More intuitively, but not quite as rigorous (without further justification) is that taking the abelinization of a presented group $\langle S\mid R\rangle$ produces the group $\langle S\mid R^\ast\rangle$ where $R^\ast=R\cup\{xyx^{-1}y^{-1}\}$. So, $F_2=\mathbb{Z}\ast\mathbb{Z}$ is the presented group $\langle a,b\mid\rangle$ and so $F_2^\text{ab}=\langle a,b\mid aba^{-1}b^{-1}\rangle=\mathbb{Z}^2$.

Answer 2

This is best seen as an application of the following general principle from category theory (which is trivial to prove in one line, as for operators on a Hilbert space): Let $C \xrightarrow{G} D \xrightarrow{G'} E$ be functors.

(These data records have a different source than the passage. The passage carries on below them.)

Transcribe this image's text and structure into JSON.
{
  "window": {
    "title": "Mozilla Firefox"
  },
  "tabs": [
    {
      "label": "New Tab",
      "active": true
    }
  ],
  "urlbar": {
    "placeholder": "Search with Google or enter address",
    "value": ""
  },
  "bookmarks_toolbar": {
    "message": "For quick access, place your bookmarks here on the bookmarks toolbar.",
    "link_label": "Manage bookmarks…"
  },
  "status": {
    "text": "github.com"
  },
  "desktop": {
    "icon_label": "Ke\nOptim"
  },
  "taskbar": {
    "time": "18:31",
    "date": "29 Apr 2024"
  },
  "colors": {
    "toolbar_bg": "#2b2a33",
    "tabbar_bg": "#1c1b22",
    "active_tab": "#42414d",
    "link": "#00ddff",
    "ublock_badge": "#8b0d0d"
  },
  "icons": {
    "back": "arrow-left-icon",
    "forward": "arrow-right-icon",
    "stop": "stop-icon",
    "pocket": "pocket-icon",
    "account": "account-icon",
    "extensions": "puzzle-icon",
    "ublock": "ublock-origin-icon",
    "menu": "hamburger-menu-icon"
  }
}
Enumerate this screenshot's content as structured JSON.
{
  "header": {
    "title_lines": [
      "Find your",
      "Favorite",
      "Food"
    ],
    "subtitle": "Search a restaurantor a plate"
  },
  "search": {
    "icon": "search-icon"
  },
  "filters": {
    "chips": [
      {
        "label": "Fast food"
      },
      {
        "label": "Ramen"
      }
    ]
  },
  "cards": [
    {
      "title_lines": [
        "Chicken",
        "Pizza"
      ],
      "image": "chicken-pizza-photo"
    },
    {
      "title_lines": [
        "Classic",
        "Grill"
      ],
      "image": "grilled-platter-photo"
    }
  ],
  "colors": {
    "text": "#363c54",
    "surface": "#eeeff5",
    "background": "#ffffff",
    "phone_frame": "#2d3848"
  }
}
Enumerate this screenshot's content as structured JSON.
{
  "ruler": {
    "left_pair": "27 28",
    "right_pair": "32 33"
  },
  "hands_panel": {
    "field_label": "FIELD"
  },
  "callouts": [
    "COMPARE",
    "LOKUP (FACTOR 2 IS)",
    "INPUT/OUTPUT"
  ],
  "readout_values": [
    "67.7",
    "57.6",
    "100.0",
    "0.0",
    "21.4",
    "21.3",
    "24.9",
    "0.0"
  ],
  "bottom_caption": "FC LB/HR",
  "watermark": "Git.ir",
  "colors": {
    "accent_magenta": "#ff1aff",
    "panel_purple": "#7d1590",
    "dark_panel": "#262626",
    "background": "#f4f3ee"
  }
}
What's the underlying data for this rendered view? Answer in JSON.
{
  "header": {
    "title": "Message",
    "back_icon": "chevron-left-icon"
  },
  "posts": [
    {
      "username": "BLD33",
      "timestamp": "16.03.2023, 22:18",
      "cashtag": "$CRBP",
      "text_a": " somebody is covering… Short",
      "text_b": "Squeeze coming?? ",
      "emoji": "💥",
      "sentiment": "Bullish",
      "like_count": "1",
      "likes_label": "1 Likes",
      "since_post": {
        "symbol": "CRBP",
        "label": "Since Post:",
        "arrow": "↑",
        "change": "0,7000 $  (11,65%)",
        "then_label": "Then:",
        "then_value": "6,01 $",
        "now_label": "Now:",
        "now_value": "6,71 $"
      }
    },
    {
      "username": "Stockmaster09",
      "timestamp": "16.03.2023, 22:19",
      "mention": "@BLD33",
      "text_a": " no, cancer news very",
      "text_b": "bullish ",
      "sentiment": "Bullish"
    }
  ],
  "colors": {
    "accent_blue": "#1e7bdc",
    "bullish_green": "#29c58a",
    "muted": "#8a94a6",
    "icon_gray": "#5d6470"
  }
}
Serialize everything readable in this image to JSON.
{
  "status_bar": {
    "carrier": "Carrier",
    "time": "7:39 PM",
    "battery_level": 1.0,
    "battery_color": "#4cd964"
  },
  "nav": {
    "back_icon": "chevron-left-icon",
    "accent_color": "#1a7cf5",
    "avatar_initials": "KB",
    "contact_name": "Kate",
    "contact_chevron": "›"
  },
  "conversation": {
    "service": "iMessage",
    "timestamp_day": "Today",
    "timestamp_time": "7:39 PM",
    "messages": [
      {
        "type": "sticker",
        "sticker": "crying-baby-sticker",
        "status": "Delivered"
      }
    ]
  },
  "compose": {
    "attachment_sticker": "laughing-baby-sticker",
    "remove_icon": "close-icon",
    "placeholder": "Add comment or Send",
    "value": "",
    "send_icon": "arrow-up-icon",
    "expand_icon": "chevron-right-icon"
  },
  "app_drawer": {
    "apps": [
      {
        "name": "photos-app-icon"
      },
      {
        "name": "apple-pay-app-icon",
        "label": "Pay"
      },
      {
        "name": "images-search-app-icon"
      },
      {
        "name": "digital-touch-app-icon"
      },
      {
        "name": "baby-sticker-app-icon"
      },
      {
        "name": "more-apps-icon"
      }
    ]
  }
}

If $F$ is left adjoint to $G$ and $F'$ is left adjoint to $G'$, then $FF'$ is left adjoint to $G'G$.

Here, we have the forgetful functors $G$ from abelian groups to groups, and $G'$ from groups to sets. Hence, $G'G$ is the forgetful functor from abelian groups to sets. The left adjoint of $G$ is the abelianization, which mods out the commutator subgroup. The left adjoint of $G'$ is the free group construction. It follows that the abelianization of the free group on $S$ is canonically isomorphic to the free abelian group on $S$. In your question $S=\{a,b\}$.

Try to prove this with elements directly, it will get incredibly cumbersome! Using universal properties you can often forget about elements completely, only the morphisms matter.

This principle has lots of other applications. For example, the abelianization of the tensor algebra of some module $M$ is the symmetric algebra on $M$, i.e. the free commutative algebra over $M$. The abelianization of the free Lie algebra on a set $X$ is just the free vector space on $X$. The monoid algebra over the free commutative monoid on some set $X$ is the free commutative algebra on $X$, i.e. the polynomial ring with variables $X$. etc.